The new Uber service, to be provided by JUMP, a bike-share startup acquired by Uber in April, will be immediately available soon after the Seattle City Council approves a bike-share permit programme in the city in July, The Seattle Times newspaper said.
The arrival of the Uber-backed JUMP would heighten the competition among the companies that has brought 10,000 bikes, available for low-cost rental, scattered in nearly all corners of the city, reported Xinhua news agency quoting the newspaper.
San Francisco-based Uber is poised to face a strong challenge from three other rivals, Spin, ofo and Lime, which are already operating in Seattle on one-year permits that expire in July.
"We'll make a decision to apply for a permit once we see the regulations... We do hope to launch in Seattle," Uber spokesman Nathan Hambley said.

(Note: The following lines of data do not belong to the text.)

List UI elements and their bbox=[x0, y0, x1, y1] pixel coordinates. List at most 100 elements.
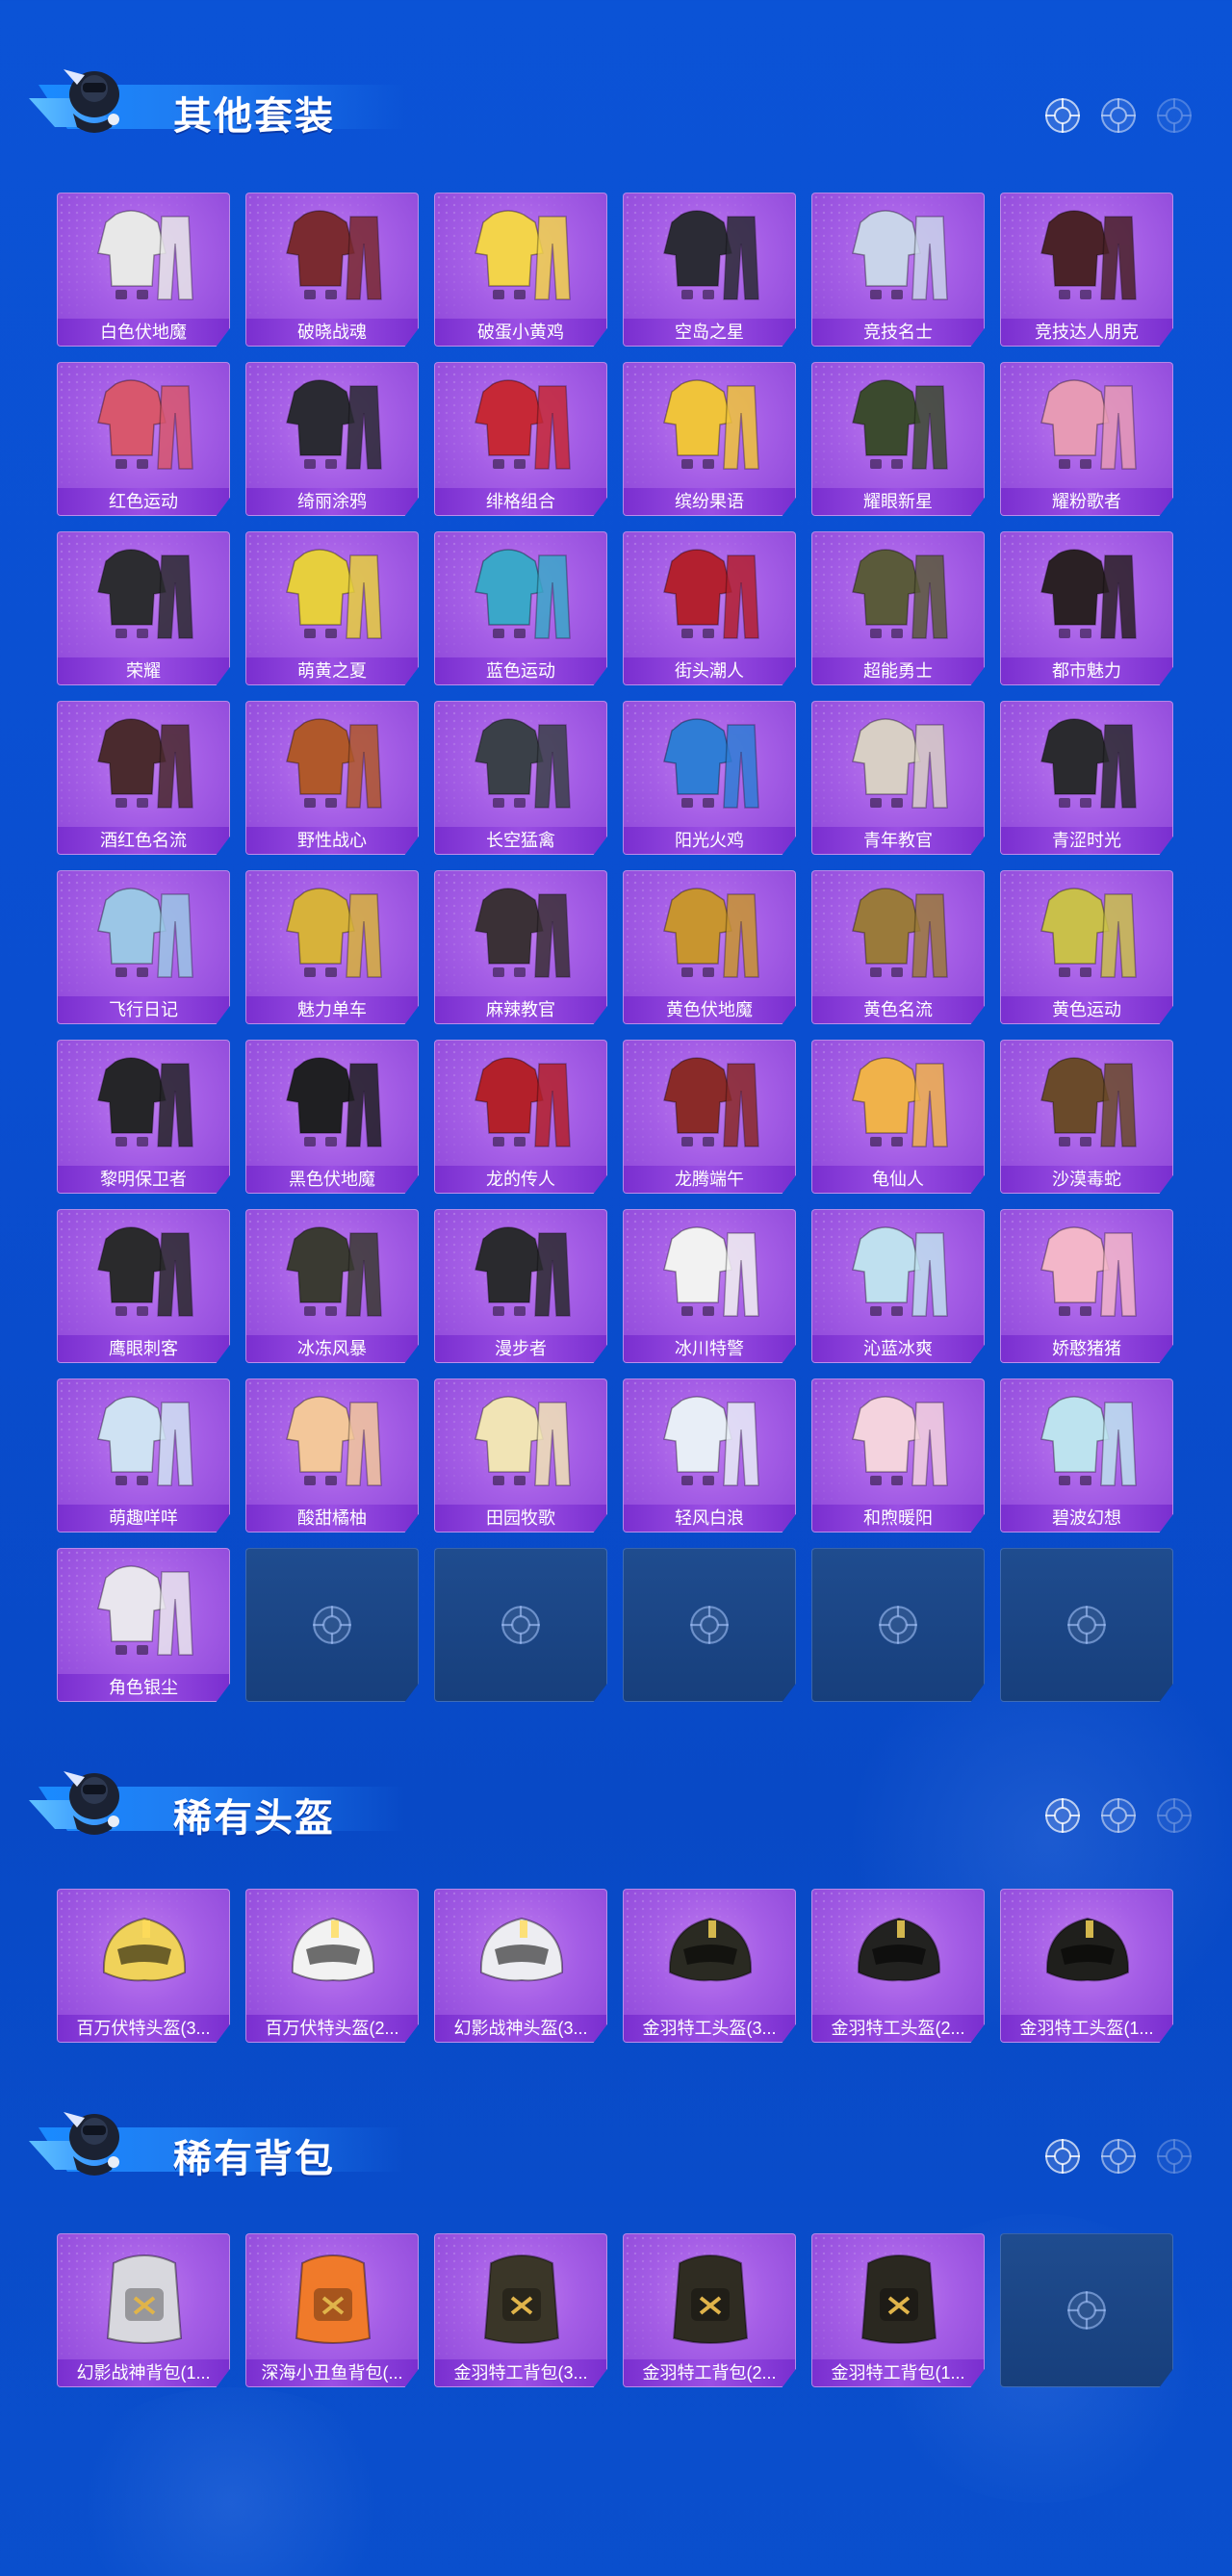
crosshair-reticle-icon bbox=[1101, 2139, 1136, 2174]
suit-item-art bbox=[475, 1226, 571, 1317]
suit-item-art bbox=[286, 379, 382, 470]
crosshair-reticle-icon bbox=[501, 1606, 540, 1644]
suit-card[interactable]: 和煦暖阳 bbox=[811, 1378, 985, 1533]
helmet-card[interactable]: 幻影战神头盔(3... bbox=[434, 1889, 607, 2043]
helmet-item-art bbox=[479, 1917, 564, 1982]
helmets-grid: 百万伏特头盔(3... 百万伏特头盔(2... 幻影战神头盔(3... 金羽特工… bbox=[57, 1889, 1173, 2043]
suit-card[interactable]: 绯格组合 bbox=[434, 362, 607, 516]
suit-card[interactable]: 魅力单车 bbox=[245, 870, 419, 1024]
suit-card-label: 破晓战魂 bbox=[246, 319, 418, 346]
suit-card[interactable]: 竞技达人朋克 bbox=[1000, 193, 1173, 347]
suit-card[interactable]: 沁蓝冰爽 bbox=[811, 1209, 985, 1363]
helmet-card[interactable]: 金羽特工头盔(1... bbox=[1000, 1889, 1173, 2043]
suit-card[interactable]: 萌黄之夏 bbox=[245, 531, 419, 685]
suit-item-art bbox=[852, 1057, 948, 1147]
suit-card-label: 缤纷果语 bbox=[624, 488, 795, 515]
suit-card[interactable]: 破蛋小黄鸡 bbox=[434, 193, 607, 347]
suit-card[interactable]: 酸甜橘柚 bbox=[245, 1378, 419, 1533]
suit-item-art bbox=[852, 379, 948, 470]
suit-card[interactable]: 红色运动 bbox=[57, 362, 230, 516]
helmet-card[interactable]: 金羽特工头盔(2... bbox=[811, 1889, 985, 2043]
backpack-card[interactable]: 金羽特工背包(2... bbox=[623, 2233, 796, 2387]
crosshair-reticle-icon bbox=[1101, 98, 1136, 133]
suit-card[interactable]: 飞行日记 bbox=[57, 870, 230, 1024]
suit-card[interactable]: 黎明保卫者 bbox=[57, 1040, 230, 1194]
suit-card-label: 破蛋小黄鸡 bbox=[435, 319, 606, 346]
backpack-card[interactable]: 深海小丑鱼背包(... bbox=[245, 2233, 419, 2387]
suit-card[interactable]: 角色银尘 bbox=[57, 1548, 230, 1702]
suit-card[interactable]: 黄色名流 bbox=[811, 870, 985, 1024]
suit-card[interactable]: 娇憨猪猪 bbox=[1000, 1209, 1173, 1363]
suit-card[interactable]: 都市魅力 bbox=[1000, 531, 1173, 685]
suit-card-label: 沁蓝冰爽 bbox=[812, 1335, 984, 1362]
suit-card[interactable]: 阳光火鸡 bbox=[623, 701, 796, 855]
suit-card[interactable]: 轻风白浪 bbox=[623, 1378, 796, 1533]
suit-card[interactable]: 酒红色名流 bbox=[57, 701, 230, 855]
suit-card[interactable]: 碧波幻想 bbox=[1000, 1378, 1173, 1533]
suit-card[interactable]: 荣耀 bbox=[57, 531, 230, 685]
suit-card[interactable]: 鹰眼刺客 bbox=[57, 1209, 230, 1363]
suit-card[interactable]: 龙的传人 bbox=[434, 1040, 607, 1194]
backpack-item-art bbox=[860, 2254, 937, 2344]
suit-card[interactable]: 超能勇士 bbox=[811, 531, 985, 685]
suit-card[interactable]: 漫步者 bbox=[434, 1209, 607, 1363]
suit-item-art bbox=[97, 549, 193, 639]
suit-card[interactable]: 青涩时光 bbox=[1000, 701, 1173, 855]
suit-card[interactable]: 冰冻风暴 bbox=[245, 1209, 419, 1363]
empty-slot bbox=[434, 1548, 607, 1702]
suit-card-label: 飞行日记 bbox=[58, 996, 229, 1023]
suit-card-label: 酸甜橘柚 bbox=[246, 1505, 418, 1532]
backpack-card[interactable]: 金羽特工背包(1... bbox=[811, 2233, 985, 2387]
section-header: 稀有背包 bbox=[29, 2099, 433, 2185]
crosshair-reticle-icon bbox=[1157, 98, 1192, 133]
backpack-card-label: 金羽特工背包(2... bbox=[624, 2359, 795, 2386]
suit-card[interactable]: 田园牧歌 bbox=[434, 1378, 607, 1533]
suit-item-art bbox=[663, 1057, 759, 1147]
suit-card[interactable]: 龟仙人 bbox=[811, 1040, 985, 1194]
suit-card[interactable]: 街头潮人 bbox=[623, 531, 796, 685]
backpack-card[interactable]: 幻影战神背包(1... bbox=[57, 2233, 230, 2387]
helmet-card[interactable]: 金羽特工头盔(3... bbox=[623, 1889, 796, 2043]
suit-card[interactable]: 破晓战魂 bbox=[245, 193, 419, 347]
empty-slot bbox=[1000, 2233, 1173, 2387]
suit-card[interactable]: 麻辣教官 bbox=[434, 870, 607, 1024]
suit-item-art bbox=[475, 718, 571, 809]
suit-card[interactable]: 耀粉歌者 bbox=[1000, 362, 1173, 516]
suit-card[interactable]: 野性战心 bbox=[245, 701, 419, 855]
suit-card[interactable]: 沙漠毒蛇 bbox=[1000, 1040, 1173, 1194]
suit-card[interactable]: 绮丽涂鸦 bbox=[245, 362, 419, 516]
crosshair-reticle-icon bbox=[313, 1606, 351, 1644]
empty-slot bbox=[623, 1548, 796, 1702]
helmet-card-label: 百万伏特头盔(2... bbox=[246, 2015, 418, 2042]
helmet-card[interactable]: 百万伏特头盔(3... bbox=[57, 1889, 230, 2043]
suit-card-label: 冰川特警 bbox=[624, 1335, 795, 1362]
suit-card[interactable]: 萌趣咩咩 bbox=[57, 1378, 230, 1533]
crosshair-reticle-icon bbox=[1067, 2291, 1106, 2330]
suit-card[interactable]: 冰川特警 bbox=[623, 1209, 796, 1363]
suit-card-label: 黎明保卫者 bbox=[58, 1166, 229, 1193]
suit-card[interactable]: 缤纷果语 bbox=[623, 362, 796, 516]
suit-card[interactable]: 黑色伏地魔 bbox=[245, 1040, 419, 1194]
suit-card[interactable]: 蓝色运动 bbox=[434, 531, 607, 685]
suit-card[interactable]: 空岛之星 bbox=[623, 193, 796, 347]
crosshair-reticle-icon bbox=[1045, 1798, 1080, 1833]
suit-item-art bbox=[663, 718, 759, 809]
empty-slot bbox=[245, 1548, 419, 1702]
suit-card[interactable]: 龙腾端午 bbox=[623, 1040, 796, 1194]
suit-item-art bbox=[852, 1396, 948, 1486]
suit-card[interactable]: 黄色运动 bbox=[1000, 870, 1173, 1024]
suit-card[interactable]: 青年教官 bbox=[811, 701, 985, 855]
section-title: 稀有背包 bbox=[173, 2138, 335, 2180]
helmet-card[interactable]: 百万伏特头盔(2... bbox=[245, 1889, 419, 2043]
suit-card[interactable]: 白色伏地魔 bbox=[57, 193, 230, 347]
suit-card[interactable]: 耀眼新星 bbox=[811, 362, 985, 516]
suit-item-art bbox=[663, 379, 759, 470]
suit-card[interactable]: 竞技名士 bbox=[811, 193, 985, 347]
backpack-card[interactable]: 金羽特工背包(3... bbox=[434, 2233, 607, 2387]
mascot-emblem-icon bbox=[64, 69, 119, 133]
suit-card[interactable]: 长空猛禽 bbox=[434, 701, 607, 855]
suit-card[interactable]: 黄色伏地魔 bbox=[623, 870, 796, 1024]
suit-card-label: 蓝色运动 bbox=[435, 657, 606, 684]
suit-card-label: 冰冻风暴 bbox=[246, 1335, 418, 1362]
suit-item-art bbox=[475, 888, 571, 978]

The Seattle Department of Transportation (SDOT) plans to present a proposal on the permit program to the City Council for approval next month.

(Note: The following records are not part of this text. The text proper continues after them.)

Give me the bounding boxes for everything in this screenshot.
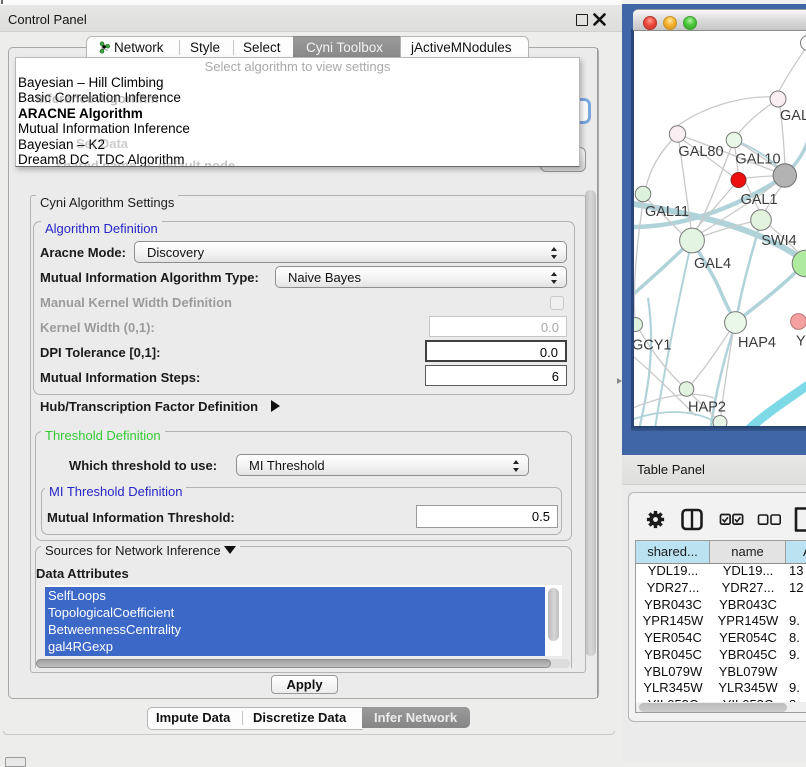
svg-text:HAP2: HAP2 [688,400,726,416]
svg-text:YEL: YEL [796,334,806,350]
svg-text:GAL11: GAL11 [645,204,689,220]
svg-text:GAL7: GAL7 [780,108,806,124]
svg-text:GCY1: GCY1 [634,338,672,354]
svg-text:GAL80: GAL80 [678,144,723,160]
svg-text:SWI4: SWI4 [761,233,796,249]
svg-text:GAL1: GAL1 [740,192,777,208]
svg-text:HAP4: HAP4 [738,335,776,351]
svg-text:GAL10: GAL10 [735,152,780,168]
svg-text:GAL4: GAL4 [694,256,731,272]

The SDOT wants to formulate measures to allow bike-sharing service without seeing bikes parked haphazardly in the city, a phenomenon often complained about by residents.
SDOT spokeswoman Mafara Hobson said the city's forthcoming regulations will try to address that issue by adopting a strong proactive approach to manage bike-share parking, "ensuring that the companies keep sidewalks, curb ramps and transit access clear."
Uber's e-bikes are electric assisted, which still need to pedal, but an electric motor (with a maximum speed of 32 km per hour) will help, especially riding uphill.